A shout rang out from behind Junichi.

"We will arrest you all for violating the Peace Police Law!"

People screamed and confusion swirled through the crowd. A patrol squad of police officers in black, all carrying sabers, charged in. People fled in all directions; some ran up to the second floor of the building.

Junichi clicked his tongue, hoisted up a tin signboard that had been propped by the entrance, threw it at the police squad, and then dashed out into the street. One of the policemen waiting outside leaped at his legs; he forcefully kicked him off and kept running blindly. The street was deserted.

Judging it unwise to run when all else was quiet, Junichi quickly slipped into the thicket by the roadside and started running through a field full of wild weeds.

When he had the time and space to look behind him, he saw no pursuers. The other people listening to the speech had scattered. Three or four had been pinned down by policemen on the road and were being arrested. A few men and women had escaped the police as Junichi had done and were fleeing across the field.

"Stop!" a police officer called out.

Junichi hid himself in the shade of a nearby tree and considered which way to run. He heard someone else running nearby, their footsteps squelching the wet grass on the ground.

"Ow!" The running woman fell with one foot stuck in the grass.

A police officer landed on top of her. "Stop resisting, you bastard!"

The woman struggled violently. Junichi swiftly looked around. No one else was nearby. He burst out of his hiding place and struck the back of the policeman's head with all his might. The policeman groaned and reeled backward. Junichi hauled up the fallen figure, took her hand, and led her toward a thicket.

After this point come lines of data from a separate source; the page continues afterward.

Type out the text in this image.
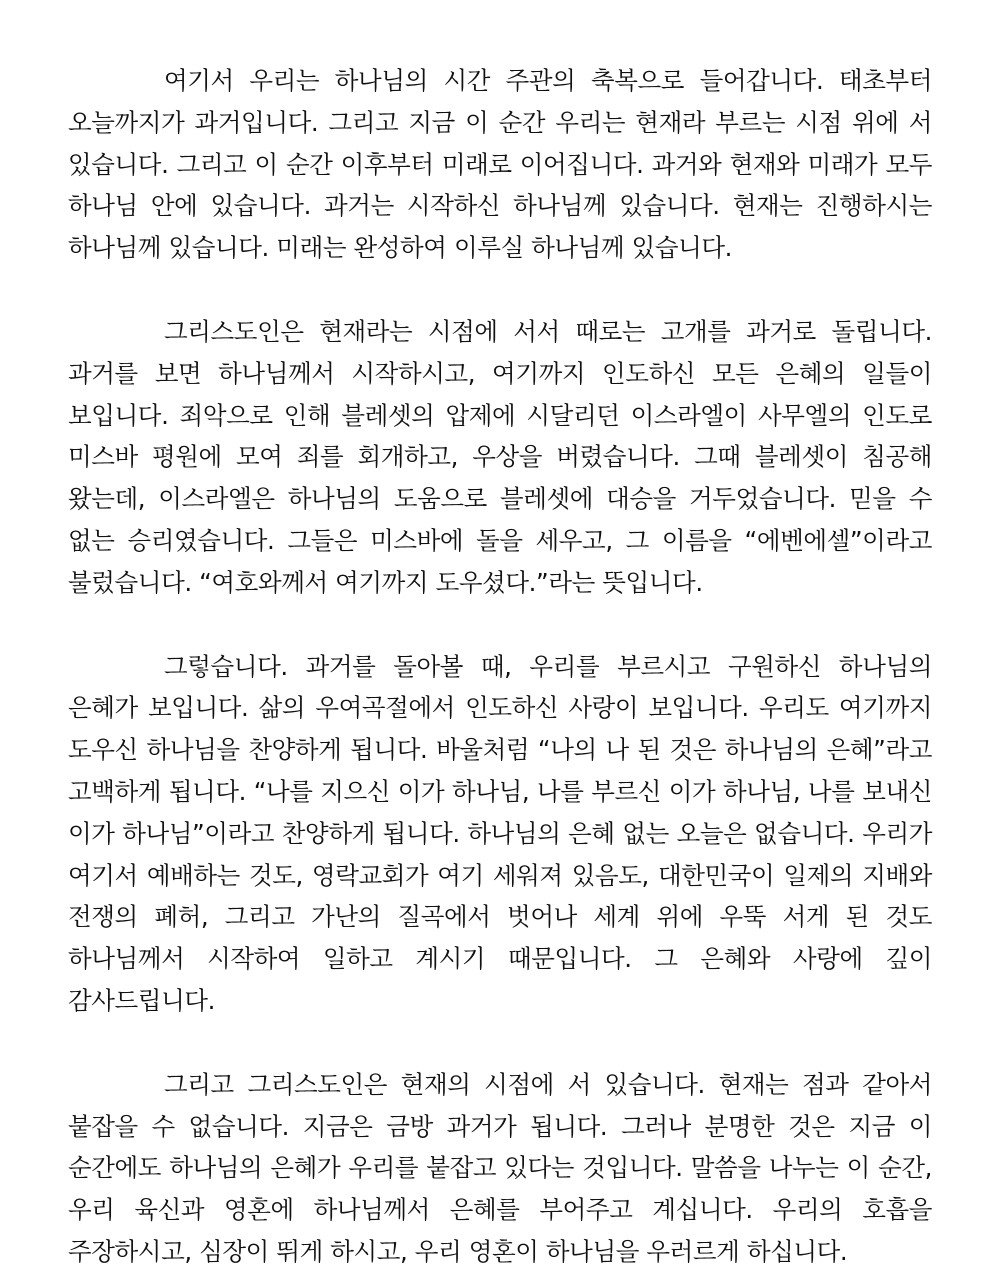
여기서 우리는 하나님의 시간 주관의 축복으로 들어갑니다. 태초부터 오늘까지가 과거입니다. 그리고 지금 이 순간 우리는 현재라 부르는 시점 위에 서 있습니다. 그리고 이 순간 이후부터 미래로 이어집니다. 과거와 현재와 미래가 모두 하나님 안에 있습니다. 과거는 시작하신 하나님께 있습니다. 현재는 진행하시는 하나님께 있습니다. 미래는 완성하여 이루실 하나님께 있습니다.

그리스도인은 현재라는 시점에 서서 때로는 고개를 과거로 돌립니다. 과거를 보면 하나님께서 시작하시고, 여기까지 인도하신 모든 은혜의 일들이 보입니다. 죄악으로 인해 블레셋의 압제에 시달리던 이스라엘이 사무엘의 인도로 미스바 평원에 모여 죄를 회개하고, 우상을 버렸습니다. 그때 블레셋이 침공해 왔는데, 이스라엘은 하나님의 도움으로 블레셋에 대승을 거두었습니다. 믿을 수 없는 승리였습니다. 그들은 미스바에 돌을 세우고, 그 이름을 “에벤에셀”이라고 불렀습니다. “여호와께서 여기까지 도우셨다.”라는 뜻입니다.

그렇습니다. 과거를 돌아볼 때, 우리를 부르시고 구원하신 하나님의 은혜가 보입니다. 삶의 우여곡절에서 인도하신 사랑이 보입니다. 우리도 여기까지 도우신 하나님을 찬양하게 됩니다. 바울처럼 “나의 나 된 것은 하나님의 은혜”라고 고백하게 됩니다. “나를 지으신 이가 하나님, 나를 부르신 이가 하나님, 나를 보내신 이가 하나님”이라고 찬양하게 됩니다. 하나님의 은혜 없는 오늘은 없습니다. 우리가 여기서 예배하는 것도, 영락교회가 여기 세워져 있음도, 대한민국이 일제의 지배와 전쟁의 폐허, 그리고 가난의 질곡에서 벗어나 세계 위에 우뚝 서게 된 것도 하나님께서 시작하여 일하고 계시기 때문입니다. 그 은혜와 사랑에 깊이 감사드립니다.

그리고 그리스도인은 현재의 시점에 서 있습니다. 현재는 점과 같아서 붙잡을 수 없습니다. 지금은 금방 과거가 됩니다. 그러나 분명한 것은 지금 이 순간에도 하나님의 은혜가 우리를 붙잡고 있다는 것입니다. 말씀을 나누는 이 순간, 우리 육신과 영혼에 하나님께서 은혜를 부어주고 계십니다. 우리의 호흡을 주장하시고, 심장이 뛰게 하시고, 우리 영혼이 하나님을 우러르게 하십니다.
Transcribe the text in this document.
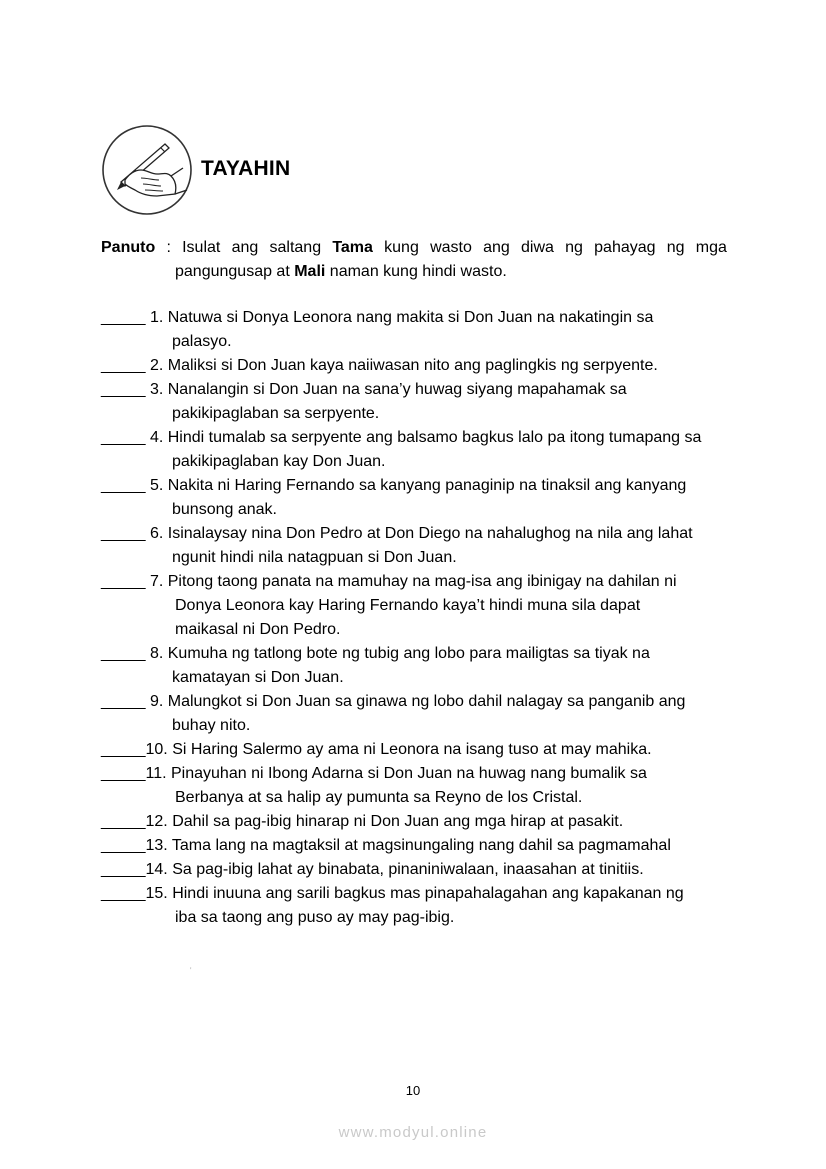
TAYAHIN
Panuto : Isulat ang saltang Tama kung wasto ang diwa ng pahayag ng mga
pangungusap at Mali naman kung hindi wasto.
_____ 1. Natuwa si Donya Leonora nang makita si Don Juan na nakatingin sa
palasyo.
_____ 2. Maliksi si Don Juan kaya naiiwasan nito ang paglingkis ng serpyente.
_____ 3. Nanalangin si Don Juan na sana’y huwag siyang mapahamak sa
pakikipaglaban sa serpyente.
_____ 4. Hindi tumalab sa serpyente ang balsamo bagkus lalo pa itong tumapang sa
pakikipaglaban kay Don Juan.
_____ 5. Nakita ni Haring Fernando sa kanyang panaginip na tinaksil ang kanyang
bunsong anak.
_____ 6. Isinalaysay nina Don Pedro at Don Diego na nahalughog na nila ang lahat
ngunit hindi nila natagpuan si Don Juan.
_____ 7. Pitong taong panata na mamuhay na mag-isa ang ibinigay na dahilan ni
Donya Leonora kay Haring Fernando kaya’t hindi muna sila dapat
maikasal ni Don Pedro.
_____ 8. Kumuha ng tatlong bote ng tubig ang lobo para mailigtas sa tiyak na
kamatayan si Don Juan.
_____ 9. Malungkot si Don Juan sa ginawa ng lobo dahil nalagay sa panganib ang
buhay nito.
_____10. Si Haring Salermo ay ama ni Leonora na isang tuso at may mahika.
_____11. Pinayuhan ni Ibong Adarna si Don Juan na huwag nang bumalik sa
Berbanya at sa halip ay pumunta sa Reyno de los Cristal.
_____12. Dahil sa pag-ibig hinarap ni Don Juan ang mga hirap at pasakit.
_____13. Tama lang na magtaksil at magsinungaling nang dahil sa pagmamahal
_____14. Sa pag-ibig lahat ay binabata, pinaniniwalaan, inaasahan at tinitiis.
_____15. Hindi inuuna ang sarili bagkus mas pinapahalagahan ang kapakanan ng
iba sa taong ang puso ay may pag-ibig.
ʼ
10
www.modyul.online
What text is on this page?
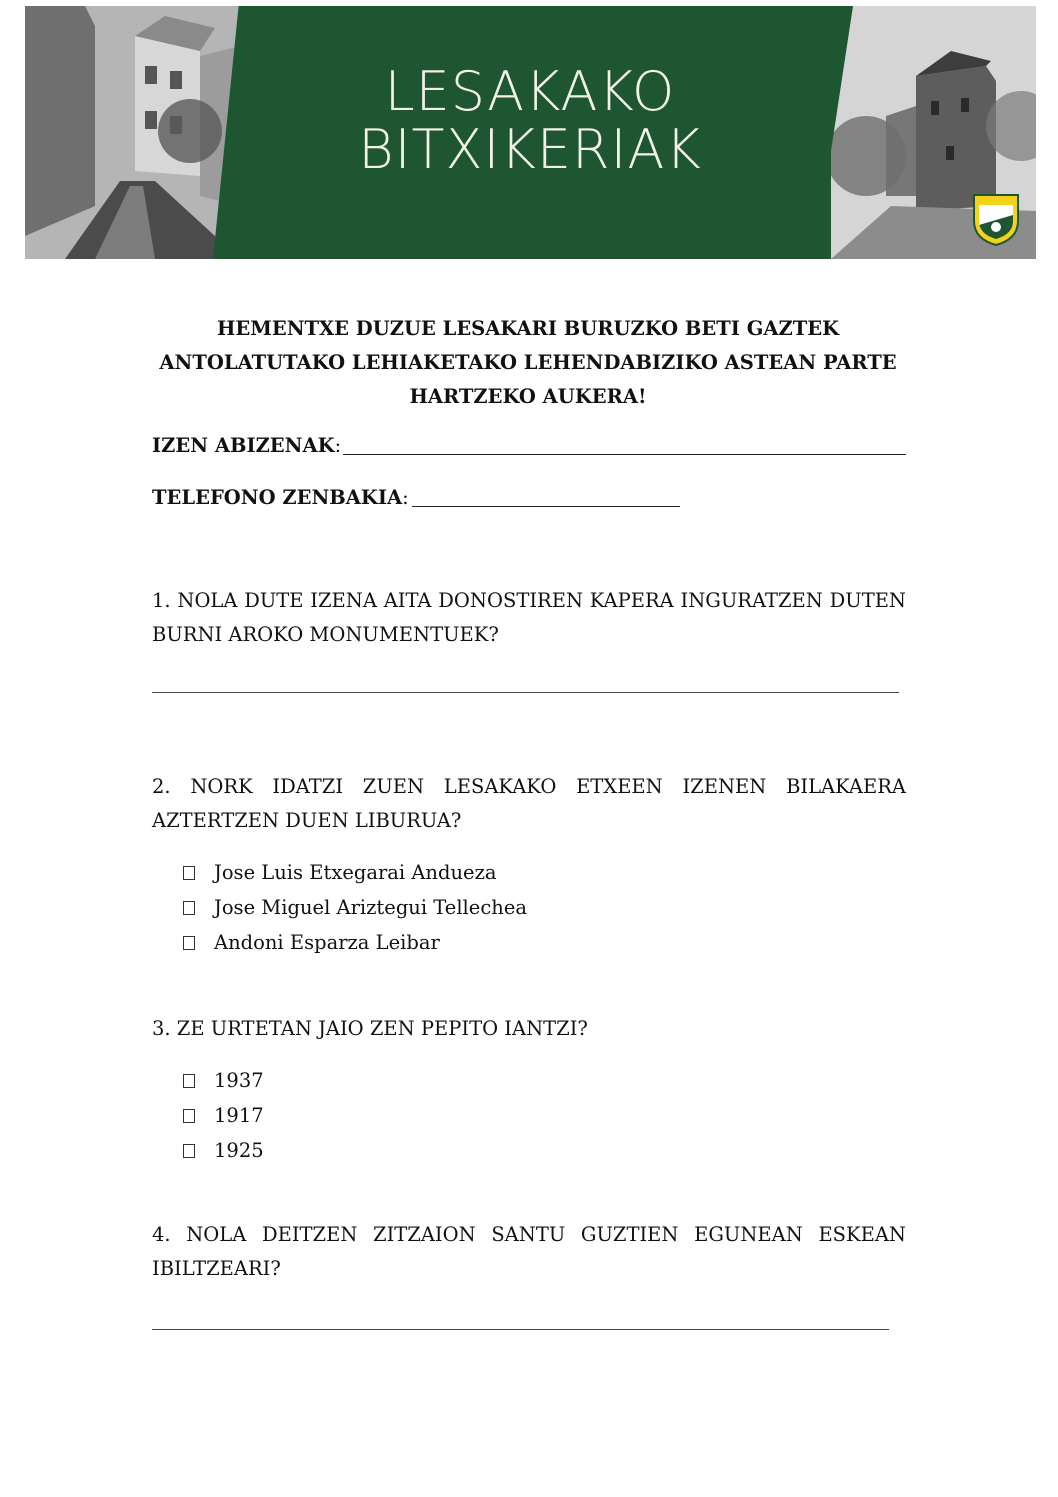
LESAKAKO
BITXIKERIAK
HEMENTXE DUZUE LESAKARI BURUZKO BETI GAZTEK ANTOLATUTAKO LEHIAKETAKO LEHENDABIZIKO ASTEAN PARTE HARTZEKO AUKERA!
IZEN ABIZENAK:
TELEFONO ZENBAKIA:
1. NOLA DUTE IZENA AITA DONOSTIREN KAPERA INGURATZEN DUTEN BURNI AROKO MONUMENTUEK?
2. NORK IDATZI ZUEN LESAKAKO ETXEEN IZENEN BILAKAERA AZTERTZEN DUEN LIBURUA?
Jose Luis Etxegarai Andueza
Jose Miguel Ariztegui Tellechea
Andoni Esparza Leibar
3. ZE URTETAN JAIO ZEN PEPITO IANTZI?
1937
1917
1925
4. NOLA DEITZEN ZITZAION SANTU GUZTIEN EGUNEAN ESKEAN IBILTZEARI?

"Are you hurt?" Junichi asked.

No answer.

Junichi hoisted the woman onto his shoulder and dashed into the cover of several leafy bushes.

He ran and ran, stopping only when he was out of breath. He turned east and kept running toward Sugamo Hospital.

He heard angry shouts behind him, but he didn't stop.

Junichi's desperate flight continued for about twenty minutes. The lights of Sugamo Hospital came into view down the street.

"We're saved!" he shouted to encourage the woman he was carrying. They passed through the hospital gate together.